I am Slovenian and carry our folklore and Slavic myths with me. I have moved countries three times, become a mother twice, and crossed more thresholds than I can count - personal, professional, ancestral.
Twenty years in design and innovation - as a doer, leader and design educator - across industries, companies and cultures - I’ve worked on hundreds of projects, large and small. I’ve been pathfinding through technological and relational shifts - the kinds that challenge what you think you know. This is the experience I bring into the work: bridging the abstraction of a vision and specific details down to a pixel - and everything in between. I know what work looks like at different heights.
I feel most alive in some of the most intense moments of the process. Moments where the collective field needs the most holding to stay with the trouble - just before turning it into something wildly creative and unconventional.
I hold the fire steady as we venture into the unknown. Together we shape the space between not anymore and not yet into now.
How I work with you
I read the organisation as a living system: what it is trying to protect, what it is trying to become, and what is getting in the way. I work with leadership teams, cross-functional groups, and sometimes the whole organisation - depending on where the work needs to be activated.
I hold the fire steady. I walk beside you - not to tell you who to become, but to help you see the intelligence inherent in your system. I look beyond the symptoms and problems on the surface. I look at the cause, at what is trying to emerge, and I help create the conditions for it to build momentum. I am not a typical consultant who brings best practice from the outside. Because best practice is the one that works in your particular context - and the intelligence of that is already present internally. You are the expert in your organisational reality, and that is where the agency lies. I just help you see it, draw it out and embed it across the organisation.
This is not comfortable work. Cultural transformation requires looking at what has been avoided. It requires leadership to go first - in honesty, in responsibility, in modelling what you are asking of everyone else. It’s hard work, and I’m here for it all.
This work is also complex, so I often collaborate with trusted, experienced colleagues in the fields of innovation, organisational development and systemic coaching.
A new possible
Over time, organisations I work with stop describing the culture they want and start living it. They enable it structurally.
The gap between proclaimed values and actual behaviour begins to close - not through enforcement, but through the slow, everyday relational work.
Leaders stop managing symptoms and start addressing causes. The conversations circulating in side corridors start happening in the open.
Retention improves, and people feel the ground under their feet. Their roles and expectations are clear. They know what their workplace stands for, and they can see it in the way decisions are made.

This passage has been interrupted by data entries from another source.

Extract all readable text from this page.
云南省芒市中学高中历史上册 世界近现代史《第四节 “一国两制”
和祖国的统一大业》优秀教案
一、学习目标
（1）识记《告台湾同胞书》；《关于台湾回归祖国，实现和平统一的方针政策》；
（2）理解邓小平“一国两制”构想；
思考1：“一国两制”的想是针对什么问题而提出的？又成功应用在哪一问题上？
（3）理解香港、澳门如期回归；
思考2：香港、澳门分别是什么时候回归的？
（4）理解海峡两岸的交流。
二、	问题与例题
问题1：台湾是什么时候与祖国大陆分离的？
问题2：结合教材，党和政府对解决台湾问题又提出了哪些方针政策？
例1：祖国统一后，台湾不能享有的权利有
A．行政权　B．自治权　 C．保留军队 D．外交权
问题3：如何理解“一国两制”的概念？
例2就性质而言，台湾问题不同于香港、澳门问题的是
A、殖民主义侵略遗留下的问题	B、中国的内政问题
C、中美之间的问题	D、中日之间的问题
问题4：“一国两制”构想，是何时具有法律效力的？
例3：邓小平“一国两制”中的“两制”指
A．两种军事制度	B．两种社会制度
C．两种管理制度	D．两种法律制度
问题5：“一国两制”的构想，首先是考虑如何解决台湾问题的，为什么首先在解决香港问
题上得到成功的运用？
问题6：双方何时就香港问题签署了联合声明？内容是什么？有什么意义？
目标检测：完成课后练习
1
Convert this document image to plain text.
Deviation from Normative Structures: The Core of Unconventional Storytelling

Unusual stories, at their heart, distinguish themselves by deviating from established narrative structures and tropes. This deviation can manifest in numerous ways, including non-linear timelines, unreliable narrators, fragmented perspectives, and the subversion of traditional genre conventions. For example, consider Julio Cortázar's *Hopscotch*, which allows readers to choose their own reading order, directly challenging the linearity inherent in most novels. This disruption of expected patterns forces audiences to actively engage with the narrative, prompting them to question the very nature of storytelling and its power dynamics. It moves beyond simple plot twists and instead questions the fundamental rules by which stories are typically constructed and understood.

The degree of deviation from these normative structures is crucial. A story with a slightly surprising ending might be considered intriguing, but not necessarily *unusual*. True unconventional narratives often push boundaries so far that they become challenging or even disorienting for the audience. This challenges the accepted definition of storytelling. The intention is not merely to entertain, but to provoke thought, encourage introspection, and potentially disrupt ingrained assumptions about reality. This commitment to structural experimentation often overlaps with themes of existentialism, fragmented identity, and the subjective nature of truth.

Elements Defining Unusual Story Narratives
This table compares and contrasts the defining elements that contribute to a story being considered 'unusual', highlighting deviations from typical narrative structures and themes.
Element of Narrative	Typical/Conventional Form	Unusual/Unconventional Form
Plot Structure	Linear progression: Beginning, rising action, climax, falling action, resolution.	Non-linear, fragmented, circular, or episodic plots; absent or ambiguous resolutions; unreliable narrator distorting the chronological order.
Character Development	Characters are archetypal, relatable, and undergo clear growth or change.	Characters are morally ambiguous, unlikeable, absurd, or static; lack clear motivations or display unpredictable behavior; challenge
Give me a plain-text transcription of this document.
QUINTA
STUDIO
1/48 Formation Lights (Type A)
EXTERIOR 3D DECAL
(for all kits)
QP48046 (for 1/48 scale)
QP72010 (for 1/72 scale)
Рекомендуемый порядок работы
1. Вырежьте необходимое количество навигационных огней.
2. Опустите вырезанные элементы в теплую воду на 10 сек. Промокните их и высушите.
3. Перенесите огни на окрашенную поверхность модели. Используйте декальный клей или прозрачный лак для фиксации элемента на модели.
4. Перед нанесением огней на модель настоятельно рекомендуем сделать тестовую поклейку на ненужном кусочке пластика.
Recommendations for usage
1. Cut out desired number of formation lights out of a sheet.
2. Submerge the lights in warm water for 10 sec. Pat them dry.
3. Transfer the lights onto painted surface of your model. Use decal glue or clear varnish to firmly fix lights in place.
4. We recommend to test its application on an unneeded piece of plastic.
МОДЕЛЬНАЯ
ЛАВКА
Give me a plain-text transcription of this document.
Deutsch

New people join and are met by a culture that knows itself - and can flexibly absorb new perspectives - for a common good.
And the organisation becomes something worth belonging to. Not only in its results, but also in how it treats the people inside it, and what it contributes beyond its own walls.
It becomes a place where people genuinely want to stay - and tell others about it.
I like to say that the culture is humming.
A humming culture is a culture whose signals are visible, audible, felt - and cared for.
Who this is and isn’t for
This is for leaders and culture stewards who know that what they’re navigating isn’t a strategy gap. Who can feel the distance between what the organisation says it is and what it actually is. Who are ready to look at that distance honestly.
This is for organisations willing to bet on relational skills and that know that business success also comes from not optimising certain things.
This is for first-movers who are not afraid to restructure their foundation and ways of working.
This is not for organisations seeking a culture refresh that leaves the power structures untouched.
If you are ready - you’re welcome here.